Standard & Poor’s warns that China’s banking industry may double its real estate non-performing loan rate in the second half of the year

Standard & Poor’s Global Ratings stated that due to the intensified difficulties of the Chinese real estate industry in the second half of the year, by the end of 2021, the real estate non-performing loan rate of the Chinese banking industry may more than double from the middle of this year.

A research report released by Standard & Poor’s on Wednesday stated that the real estate non-performing loan ratio of China’s banking industry was 2.5% in mid-2021, 2% at the end of 2020, and may rise to 5.5% by the end of 2021.

Standard & Poor’s stated that the real estate industry is under pressure. It is estimated that about one-third of developers are in financial trouble. This will also increase the overall non-performing loan ratio by about 20 basis points in 2021, which may weaken the profitability of banks.

S&P believes that banks with active risk appetite or a high degree of geographic concentration may have weaker collateral buffers and therefore will be under greater pressure.

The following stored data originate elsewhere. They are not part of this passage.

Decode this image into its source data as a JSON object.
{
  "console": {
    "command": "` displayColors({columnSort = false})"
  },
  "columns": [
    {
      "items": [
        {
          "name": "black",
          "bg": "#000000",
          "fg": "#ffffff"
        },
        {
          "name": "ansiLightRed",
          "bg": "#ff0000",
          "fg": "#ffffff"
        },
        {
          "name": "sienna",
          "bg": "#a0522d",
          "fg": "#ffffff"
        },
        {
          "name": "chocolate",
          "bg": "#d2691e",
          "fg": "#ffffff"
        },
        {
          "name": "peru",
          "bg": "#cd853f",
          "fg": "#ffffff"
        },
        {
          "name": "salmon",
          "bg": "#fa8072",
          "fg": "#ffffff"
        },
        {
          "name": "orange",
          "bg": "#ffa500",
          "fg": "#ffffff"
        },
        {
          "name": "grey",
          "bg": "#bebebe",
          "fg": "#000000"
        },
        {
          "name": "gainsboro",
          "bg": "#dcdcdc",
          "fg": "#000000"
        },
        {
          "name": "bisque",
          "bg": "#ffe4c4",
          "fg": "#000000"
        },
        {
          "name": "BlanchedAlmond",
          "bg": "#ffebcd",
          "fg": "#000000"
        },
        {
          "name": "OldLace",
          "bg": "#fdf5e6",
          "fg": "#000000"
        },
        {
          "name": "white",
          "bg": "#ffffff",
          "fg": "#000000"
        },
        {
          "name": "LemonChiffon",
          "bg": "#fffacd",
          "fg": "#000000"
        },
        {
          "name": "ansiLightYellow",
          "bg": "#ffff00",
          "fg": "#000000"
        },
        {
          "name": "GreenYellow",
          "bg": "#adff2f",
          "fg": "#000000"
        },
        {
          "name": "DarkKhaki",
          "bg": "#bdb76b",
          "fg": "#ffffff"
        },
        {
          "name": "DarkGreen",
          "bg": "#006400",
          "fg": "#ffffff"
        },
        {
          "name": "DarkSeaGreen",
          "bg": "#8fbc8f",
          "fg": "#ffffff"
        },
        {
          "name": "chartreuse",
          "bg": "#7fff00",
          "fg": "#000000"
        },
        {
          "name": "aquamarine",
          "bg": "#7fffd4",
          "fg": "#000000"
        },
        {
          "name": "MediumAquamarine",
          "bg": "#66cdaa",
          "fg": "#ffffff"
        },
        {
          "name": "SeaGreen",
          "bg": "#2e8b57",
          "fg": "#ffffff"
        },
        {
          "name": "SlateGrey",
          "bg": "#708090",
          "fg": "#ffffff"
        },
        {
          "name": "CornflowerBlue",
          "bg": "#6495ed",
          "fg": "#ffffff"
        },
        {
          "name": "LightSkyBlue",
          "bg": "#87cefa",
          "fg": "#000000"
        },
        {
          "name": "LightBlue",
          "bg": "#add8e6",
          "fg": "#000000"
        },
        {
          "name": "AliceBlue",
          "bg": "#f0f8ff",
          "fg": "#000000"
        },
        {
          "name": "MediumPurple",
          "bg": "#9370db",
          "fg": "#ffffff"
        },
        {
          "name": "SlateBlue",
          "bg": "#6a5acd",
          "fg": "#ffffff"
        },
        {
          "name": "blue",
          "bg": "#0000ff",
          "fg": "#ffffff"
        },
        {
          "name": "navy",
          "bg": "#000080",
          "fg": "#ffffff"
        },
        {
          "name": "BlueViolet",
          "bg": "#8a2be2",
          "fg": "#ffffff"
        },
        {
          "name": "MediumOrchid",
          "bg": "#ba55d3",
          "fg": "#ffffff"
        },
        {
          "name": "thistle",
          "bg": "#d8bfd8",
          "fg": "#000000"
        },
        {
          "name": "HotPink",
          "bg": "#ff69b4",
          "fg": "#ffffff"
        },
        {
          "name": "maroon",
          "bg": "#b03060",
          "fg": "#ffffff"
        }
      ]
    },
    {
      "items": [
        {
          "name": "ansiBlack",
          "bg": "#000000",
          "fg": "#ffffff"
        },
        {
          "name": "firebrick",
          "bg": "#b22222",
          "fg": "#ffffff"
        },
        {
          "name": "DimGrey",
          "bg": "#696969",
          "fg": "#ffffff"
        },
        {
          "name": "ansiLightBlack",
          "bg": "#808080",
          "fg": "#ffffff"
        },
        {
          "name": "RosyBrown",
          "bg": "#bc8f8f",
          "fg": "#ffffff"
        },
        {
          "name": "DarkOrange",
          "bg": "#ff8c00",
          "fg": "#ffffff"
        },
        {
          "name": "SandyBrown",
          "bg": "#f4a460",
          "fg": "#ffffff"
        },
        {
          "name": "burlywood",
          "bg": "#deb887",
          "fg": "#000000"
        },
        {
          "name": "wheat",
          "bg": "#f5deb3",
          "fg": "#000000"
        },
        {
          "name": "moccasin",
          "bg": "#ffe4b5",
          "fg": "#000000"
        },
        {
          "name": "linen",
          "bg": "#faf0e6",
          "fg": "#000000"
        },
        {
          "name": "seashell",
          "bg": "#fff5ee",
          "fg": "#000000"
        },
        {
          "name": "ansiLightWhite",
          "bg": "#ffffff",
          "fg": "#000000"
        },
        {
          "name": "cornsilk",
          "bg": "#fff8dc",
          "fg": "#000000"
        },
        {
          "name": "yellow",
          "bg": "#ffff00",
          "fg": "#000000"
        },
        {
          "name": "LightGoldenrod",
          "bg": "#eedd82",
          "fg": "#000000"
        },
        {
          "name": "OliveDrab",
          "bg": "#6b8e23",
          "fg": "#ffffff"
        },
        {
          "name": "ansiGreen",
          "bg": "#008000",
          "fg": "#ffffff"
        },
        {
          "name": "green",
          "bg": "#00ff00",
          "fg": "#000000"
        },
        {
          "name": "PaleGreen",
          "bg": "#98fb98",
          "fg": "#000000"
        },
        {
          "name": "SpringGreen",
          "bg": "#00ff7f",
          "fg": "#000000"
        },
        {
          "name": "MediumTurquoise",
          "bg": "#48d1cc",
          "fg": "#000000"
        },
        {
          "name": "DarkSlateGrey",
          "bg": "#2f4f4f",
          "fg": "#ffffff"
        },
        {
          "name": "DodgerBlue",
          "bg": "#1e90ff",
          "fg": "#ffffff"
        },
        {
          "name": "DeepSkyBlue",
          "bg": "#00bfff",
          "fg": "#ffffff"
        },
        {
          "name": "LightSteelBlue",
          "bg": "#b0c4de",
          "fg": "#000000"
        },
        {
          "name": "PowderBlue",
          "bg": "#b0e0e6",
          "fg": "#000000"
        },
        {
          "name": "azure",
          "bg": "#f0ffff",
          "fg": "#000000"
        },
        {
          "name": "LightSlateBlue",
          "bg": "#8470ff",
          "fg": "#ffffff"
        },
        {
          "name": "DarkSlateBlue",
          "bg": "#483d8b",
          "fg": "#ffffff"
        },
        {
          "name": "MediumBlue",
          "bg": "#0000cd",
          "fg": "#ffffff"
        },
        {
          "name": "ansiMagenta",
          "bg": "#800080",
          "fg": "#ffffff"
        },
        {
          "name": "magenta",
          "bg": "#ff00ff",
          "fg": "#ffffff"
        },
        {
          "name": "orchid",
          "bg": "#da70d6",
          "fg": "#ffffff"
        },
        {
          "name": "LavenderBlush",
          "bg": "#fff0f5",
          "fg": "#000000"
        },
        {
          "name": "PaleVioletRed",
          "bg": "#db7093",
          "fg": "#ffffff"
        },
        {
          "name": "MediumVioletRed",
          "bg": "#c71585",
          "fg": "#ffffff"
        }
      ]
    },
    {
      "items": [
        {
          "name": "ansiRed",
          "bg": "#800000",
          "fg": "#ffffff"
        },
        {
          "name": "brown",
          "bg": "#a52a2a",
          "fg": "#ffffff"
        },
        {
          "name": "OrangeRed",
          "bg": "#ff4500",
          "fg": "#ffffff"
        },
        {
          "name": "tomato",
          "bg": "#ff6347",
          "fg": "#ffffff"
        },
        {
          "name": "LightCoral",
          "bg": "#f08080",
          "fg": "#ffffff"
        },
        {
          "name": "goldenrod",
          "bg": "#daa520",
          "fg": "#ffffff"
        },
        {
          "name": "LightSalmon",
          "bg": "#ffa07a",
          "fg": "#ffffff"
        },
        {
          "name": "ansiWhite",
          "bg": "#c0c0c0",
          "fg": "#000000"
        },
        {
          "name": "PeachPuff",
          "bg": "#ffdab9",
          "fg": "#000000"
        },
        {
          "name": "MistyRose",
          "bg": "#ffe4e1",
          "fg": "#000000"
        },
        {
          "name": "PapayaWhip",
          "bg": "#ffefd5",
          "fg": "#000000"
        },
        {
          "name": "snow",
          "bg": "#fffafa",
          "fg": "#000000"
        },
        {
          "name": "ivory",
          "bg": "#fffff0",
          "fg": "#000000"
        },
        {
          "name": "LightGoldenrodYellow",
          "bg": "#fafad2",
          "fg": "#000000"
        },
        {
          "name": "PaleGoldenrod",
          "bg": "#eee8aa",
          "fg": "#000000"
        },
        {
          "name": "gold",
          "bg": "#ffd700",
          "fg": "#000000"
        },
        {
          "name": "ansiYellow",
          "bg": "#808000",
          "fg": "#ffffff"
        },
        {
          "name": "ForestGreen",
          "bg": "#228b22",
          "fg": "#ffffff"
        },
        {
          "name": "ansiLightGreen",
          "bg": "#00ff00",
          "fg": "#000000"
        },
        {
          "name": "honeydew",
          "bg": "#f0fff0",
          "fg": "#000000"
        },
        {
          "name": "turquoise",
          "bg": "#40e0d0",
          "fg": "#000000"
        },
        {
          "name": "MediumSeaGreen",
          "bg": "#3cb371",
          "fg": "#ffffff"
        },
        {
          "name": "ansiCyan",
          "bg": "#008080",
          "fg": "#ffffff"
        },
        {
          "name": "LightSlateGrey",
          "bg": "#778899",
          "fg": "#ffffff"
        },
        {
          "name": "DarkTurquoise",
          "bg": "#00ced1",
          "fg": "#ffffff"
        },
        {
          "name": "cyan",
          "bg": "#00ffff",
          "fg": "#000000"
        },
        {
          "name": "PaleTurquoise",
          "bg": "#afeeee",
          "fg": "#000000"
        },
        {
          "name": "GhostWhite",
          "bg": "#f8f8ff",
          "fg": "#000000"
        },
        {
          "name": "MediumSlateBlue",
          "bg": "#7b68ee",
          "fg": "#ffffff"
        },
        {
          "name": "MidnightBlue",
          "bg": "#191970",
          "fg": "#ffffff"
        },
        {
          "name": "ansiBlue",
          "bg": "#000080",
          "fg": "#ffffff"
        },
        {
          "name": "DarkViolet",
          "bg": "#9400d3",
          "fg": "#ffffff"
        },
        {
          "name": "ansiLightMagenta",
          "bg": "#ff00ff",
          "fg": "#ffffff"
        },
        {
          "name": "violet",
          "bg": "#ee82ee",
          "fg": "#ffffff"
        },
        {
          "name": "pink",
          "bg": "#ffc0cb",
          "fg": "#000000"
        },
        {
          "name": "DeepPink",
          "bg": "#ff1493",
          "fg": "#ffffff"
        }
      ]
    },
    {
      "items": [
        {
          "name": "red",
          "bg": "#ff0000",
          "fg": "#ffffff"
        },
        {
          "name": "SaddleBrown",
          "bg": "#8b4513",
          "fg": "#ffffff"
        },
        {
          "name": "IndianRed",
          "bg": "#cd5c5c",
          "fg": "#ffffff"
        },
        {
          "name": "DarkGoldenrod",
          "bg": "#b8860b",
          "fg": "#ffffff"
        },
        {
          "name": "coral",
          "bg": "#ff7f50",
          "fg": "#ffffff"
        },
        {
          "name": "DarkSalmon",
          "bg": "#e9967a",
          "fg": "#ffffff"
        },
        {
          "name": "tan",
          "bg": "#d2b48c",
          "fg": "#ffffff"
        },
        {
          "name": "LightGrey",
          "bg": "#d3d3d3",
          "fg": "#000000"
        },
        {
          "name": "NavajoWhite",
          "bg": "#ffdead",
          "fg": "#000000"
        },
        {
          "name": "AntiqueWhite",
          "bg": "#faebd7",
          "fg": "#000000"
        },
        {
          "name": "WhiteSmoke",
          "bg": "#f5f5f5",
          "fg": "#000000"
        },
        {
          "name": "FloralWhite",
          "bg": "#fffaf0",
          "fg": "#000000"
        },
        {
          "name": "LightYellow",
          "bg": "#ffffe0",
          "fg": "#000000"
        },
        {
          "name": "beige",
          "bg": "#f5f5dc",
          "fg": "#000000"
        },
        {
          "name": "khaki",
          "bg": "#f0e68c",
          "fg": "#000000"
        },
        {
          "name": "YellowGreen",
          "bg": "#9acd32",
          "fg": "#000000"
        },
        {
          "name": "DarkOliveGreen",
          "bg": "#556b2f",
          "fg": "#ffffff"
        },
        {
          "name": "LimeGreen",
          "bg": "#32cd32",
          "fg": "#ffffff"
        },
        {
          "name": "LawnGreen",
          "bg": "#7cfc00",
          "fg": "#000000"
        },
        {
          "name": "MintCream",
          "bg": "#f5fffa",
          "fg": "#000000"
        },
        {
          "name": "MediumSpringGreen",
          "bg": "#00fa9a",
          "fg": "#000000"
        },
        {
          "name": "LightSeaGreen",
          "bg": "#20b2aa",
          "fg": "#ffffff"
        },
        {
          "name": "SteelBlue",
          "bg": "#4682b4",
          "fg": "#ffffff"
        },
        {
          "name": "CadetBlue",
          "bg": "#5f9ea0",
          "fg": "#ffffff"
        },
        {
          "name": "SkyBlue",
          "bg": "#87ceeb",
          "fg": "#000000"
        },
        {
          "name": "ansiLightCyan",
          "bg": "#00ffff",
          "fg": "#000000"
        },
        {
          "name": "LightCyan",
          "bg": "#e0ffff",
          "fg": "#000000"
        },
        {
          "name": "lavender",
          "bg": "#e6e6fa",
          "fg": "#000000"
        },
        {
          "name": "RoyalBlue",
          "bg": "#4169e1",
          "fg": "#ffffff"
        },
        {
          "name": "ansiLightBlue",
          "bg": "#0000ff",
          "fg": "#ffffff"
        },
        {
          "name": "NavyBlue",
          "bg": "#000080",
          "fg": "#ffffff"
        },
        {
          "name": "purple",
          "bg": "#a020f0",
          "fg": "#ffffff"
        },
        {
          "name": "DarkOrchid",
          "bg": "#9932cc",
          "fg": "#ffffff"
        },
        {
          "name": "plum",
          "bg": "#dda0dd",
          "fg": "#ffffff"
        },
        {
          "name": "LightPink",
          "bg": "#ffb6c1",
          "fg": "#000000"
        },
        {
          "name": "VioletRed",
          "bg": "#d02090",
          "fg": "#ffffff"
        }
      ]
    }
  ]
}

The China Banking and Insurance Regulatory Commission has repeatedly warned that the pressure of non-performing assets on banks has always existed. At the end of September, the balance of non-performing loans in the banking industry was 3.6 trillion yuan.

“The key policy directions remain unchanged,” S&P said, and expects zero growth in real estate development loans in 2022, and small increases in 2023 and 2024.